BigData, AI and Open Science

Extract from the report on page 10: "the development of AI is taking place in a technological context marked by the "datafication" of the world, which affects all fields and sectors".

Since the publication of Cédric Villani's report "Giving meaning to Artificial Intelligence" in March 2018 as part of the National Strategy for Research in Artificial Intelligence of the Ministry of Higher Education, Research and Innovation, incentives for sharing and opening up data and digital resources have multiplied both in the context of Research and Industry.

We can take up many of the challenges that arise from this:

SCIENTIFIC CHALLENGES

Regardless of the discipline, data are a source of new knowledge production and progress, but the process to achieve these results requires the proposal/appropriation of standards, preparation and sharing of data for analysis by AI approaches but also for research in AI and more generally in Data Science.

Economic Issues

    The expected innovations will be a promising lever for economic growth for those who will develop them; the national research strategy in France with the PIA3 call for Interdisciplinary Institutes of Artificial Intelligence (the 3IAs) in March 2018 has created a synergy between Research-Training and Companies in order to accelerate the valorisation of this research and training within our French economy.

Regulatory issues

The "Plan national pour la science ouverte" announced by the Minister of Higher Education, Research and Innovation in July 2018 and the European and national requirements in terms of defining data management plans for research projects are imposed on the academic world in compliance with the General Regulations for Data Protection (RGPD) and the Protection of Scientific and Technical Heritage (PPST).

Structural and technical issues

For several years, the academic community, gathered around initiatives such as the Research Data Alliance (RDA), the European Open Science Cloud (EOSC), but also within our national organizations and institutes, has been organizing infrastructures for sharing and archiving, labeling, certification and adoption of norms and standards for research data (HAL, W3C, FAIR principle "Easy to find, Accessible, Interoperable, Reusable"...).

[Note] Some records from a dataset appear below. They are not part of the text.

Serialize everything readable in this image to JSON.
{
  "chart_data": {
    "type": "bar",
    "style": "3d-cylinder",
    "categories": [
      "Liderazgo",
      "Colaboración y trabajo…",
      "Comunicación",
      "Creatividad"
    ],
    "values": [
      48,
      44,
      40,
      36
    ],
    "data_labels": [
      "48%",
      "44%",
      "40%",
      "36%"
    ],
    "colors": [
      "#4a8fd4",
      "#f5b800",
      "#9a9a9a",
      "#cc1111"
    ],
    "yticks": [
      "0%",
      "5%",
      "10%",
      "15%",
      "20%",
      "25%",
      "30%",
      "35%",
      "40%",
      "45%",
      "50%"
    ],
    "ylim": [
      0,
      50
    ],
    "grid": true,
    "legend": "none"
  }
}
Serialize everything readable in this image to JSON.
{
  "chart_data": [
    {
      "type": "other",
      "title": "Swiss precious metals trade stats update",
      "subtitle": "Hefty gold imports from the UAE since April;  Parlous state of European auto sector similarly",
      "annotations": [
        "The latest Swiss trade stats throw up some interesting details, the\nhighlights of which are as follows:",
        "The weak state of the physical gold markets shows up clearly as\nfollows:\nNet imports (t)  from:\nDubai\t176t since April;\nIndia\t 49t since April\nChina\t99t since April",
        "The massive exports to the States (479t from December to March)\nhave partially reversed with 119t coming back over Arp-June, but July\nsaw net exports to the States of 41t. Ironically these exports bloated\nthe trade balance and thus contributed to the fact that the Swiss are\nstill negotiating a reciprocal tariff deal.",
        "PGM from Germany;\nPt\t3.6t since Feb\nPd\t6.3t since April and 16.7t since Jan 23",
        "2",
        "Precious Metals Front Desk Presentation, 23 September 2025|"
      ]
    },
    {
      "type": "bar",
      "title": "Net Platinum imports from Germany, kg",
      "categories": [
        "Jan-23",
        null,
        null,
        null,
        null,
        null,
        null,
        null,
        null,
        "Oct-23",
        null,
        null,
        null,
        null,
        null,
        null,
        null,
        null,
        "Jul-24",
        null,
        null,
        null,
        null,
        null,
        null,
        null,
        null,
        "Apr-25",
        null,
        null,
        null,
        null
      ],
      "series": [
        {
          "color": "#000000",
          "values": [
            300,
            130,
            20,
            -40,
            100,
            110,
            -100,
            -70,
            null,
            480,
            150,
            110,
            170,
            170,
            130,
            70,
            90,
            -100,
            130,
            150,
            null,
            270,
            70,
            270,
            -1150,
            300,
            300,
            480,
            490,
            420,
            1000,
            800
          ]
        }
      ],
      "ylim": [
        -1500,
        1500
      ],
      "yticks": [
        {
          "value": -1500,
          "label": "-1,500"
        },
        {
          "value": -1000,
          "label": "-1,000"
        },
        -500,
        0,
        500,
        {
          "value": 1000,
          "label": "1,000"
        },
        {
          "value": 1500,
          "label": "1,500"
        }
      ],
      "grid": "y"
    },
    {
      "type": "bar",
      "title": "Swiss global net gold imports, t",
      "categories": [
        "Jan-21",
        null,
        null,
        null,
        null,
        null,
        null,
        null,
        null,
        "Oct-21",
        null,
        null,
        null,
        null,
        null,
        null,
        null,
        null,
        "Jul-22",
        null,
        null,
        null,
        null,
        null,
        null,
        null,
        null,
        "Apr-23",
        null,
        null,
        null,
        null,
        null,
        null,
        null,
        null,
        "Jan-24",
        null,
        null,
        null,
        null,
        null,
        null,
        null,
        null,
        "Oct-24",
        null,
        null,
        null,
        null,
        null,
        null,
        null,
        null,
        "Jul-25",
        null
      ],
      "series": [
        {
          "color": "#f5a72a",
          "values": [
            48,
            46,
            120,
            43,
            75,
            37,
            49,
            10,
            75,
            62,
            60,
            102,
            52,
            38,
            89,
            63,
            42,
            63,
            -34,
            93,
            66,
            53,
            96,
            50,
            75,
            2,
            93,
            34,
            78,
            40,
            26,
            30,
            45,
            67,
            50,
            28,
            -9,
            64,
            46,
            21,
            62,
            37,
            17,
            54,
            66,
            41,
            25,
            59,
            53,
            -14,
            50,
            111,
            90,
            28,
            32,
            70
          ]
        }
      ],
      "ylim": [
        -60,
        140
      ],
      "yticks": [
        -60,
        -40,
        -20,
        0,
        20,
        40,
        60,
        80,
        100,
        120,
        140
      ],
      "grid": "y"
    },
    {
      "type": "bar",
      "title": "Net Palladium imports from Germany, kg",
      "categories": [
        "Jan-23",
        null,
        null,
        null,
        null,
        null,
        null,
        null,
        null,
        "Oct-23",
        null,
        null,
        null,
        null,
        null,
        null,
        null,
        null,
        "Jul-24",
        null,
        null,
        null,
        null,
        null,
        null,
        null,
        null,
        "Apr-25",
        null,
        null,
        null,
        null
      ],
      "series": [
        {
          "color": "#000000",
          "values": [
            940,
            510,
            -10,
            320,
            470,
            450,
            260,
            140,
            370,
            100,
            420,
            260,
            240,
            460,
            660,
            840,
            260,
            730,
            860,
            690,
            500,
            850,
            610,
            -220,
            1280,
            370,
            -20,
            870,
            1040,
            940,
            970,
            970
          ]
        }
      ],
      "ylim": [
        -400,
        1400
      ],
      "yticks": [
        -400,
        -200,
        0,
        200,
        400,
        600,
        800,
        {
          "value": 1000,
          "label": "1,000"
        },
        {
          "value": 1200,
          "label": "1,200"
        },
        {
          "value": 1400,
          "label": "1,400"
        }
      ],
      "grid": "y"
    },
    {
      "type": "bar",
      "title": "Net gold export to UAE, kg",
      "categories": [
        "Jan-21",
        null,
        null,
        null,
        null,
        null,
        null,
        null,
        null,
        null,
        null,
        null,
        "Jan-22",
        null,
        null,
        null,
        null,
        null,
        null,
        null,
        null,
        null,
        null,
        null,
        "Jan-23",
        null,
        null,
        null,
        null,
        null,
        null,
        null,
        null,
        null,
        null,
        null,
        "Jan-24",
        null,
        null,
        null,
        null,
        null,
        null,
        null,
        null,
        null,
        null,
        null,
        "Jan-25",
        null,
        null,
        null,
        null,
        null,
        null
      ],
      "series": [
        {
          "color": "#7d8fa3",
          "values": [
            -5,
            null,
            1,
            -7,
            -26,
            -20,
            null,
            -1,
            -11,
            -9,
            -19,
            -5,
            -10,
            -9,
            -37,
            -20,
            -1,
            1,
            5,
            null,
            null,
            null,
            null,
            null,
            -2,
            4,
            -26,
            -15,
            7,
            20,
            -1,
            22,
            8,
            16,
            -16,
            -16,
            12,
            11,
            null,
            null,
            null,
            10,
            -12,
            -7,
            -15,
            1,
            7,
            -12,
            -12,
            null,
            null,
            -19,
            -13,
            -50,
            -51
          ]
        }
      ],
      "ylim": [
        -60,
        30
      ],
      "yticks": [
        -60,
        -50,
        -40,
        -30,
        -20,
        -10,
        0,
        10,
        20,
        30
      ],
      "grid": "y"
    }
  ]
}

This package is a powerful means of fulfilling major public missions, meeting the future programmes of Horizon Europe and the 17 UN Sustainable Development Goals (SDOs).

The Occitania region, like many others, has major assets in terms of data production and exploitation, particularly research data, and can assert itself at the national, European and international levels as an "authority" of quality data meeting the FAIR principles. The Occitanie Data consortium contributes to the development of an ethical and responsible AI in the Occitanie Region.

The research of the University of Toulouse organized around its six research poles is already engaged in this dynamic with the 3IA ANITI, its poles of Very Large Research Infrastructures such as HumaNum, PROGEDO, Data Terra, the GIS Genetoul, its University Research Schools (such as NEXT, ...), its LabEx (such as SMS, CIMI, ...) and its shared scientific strategy.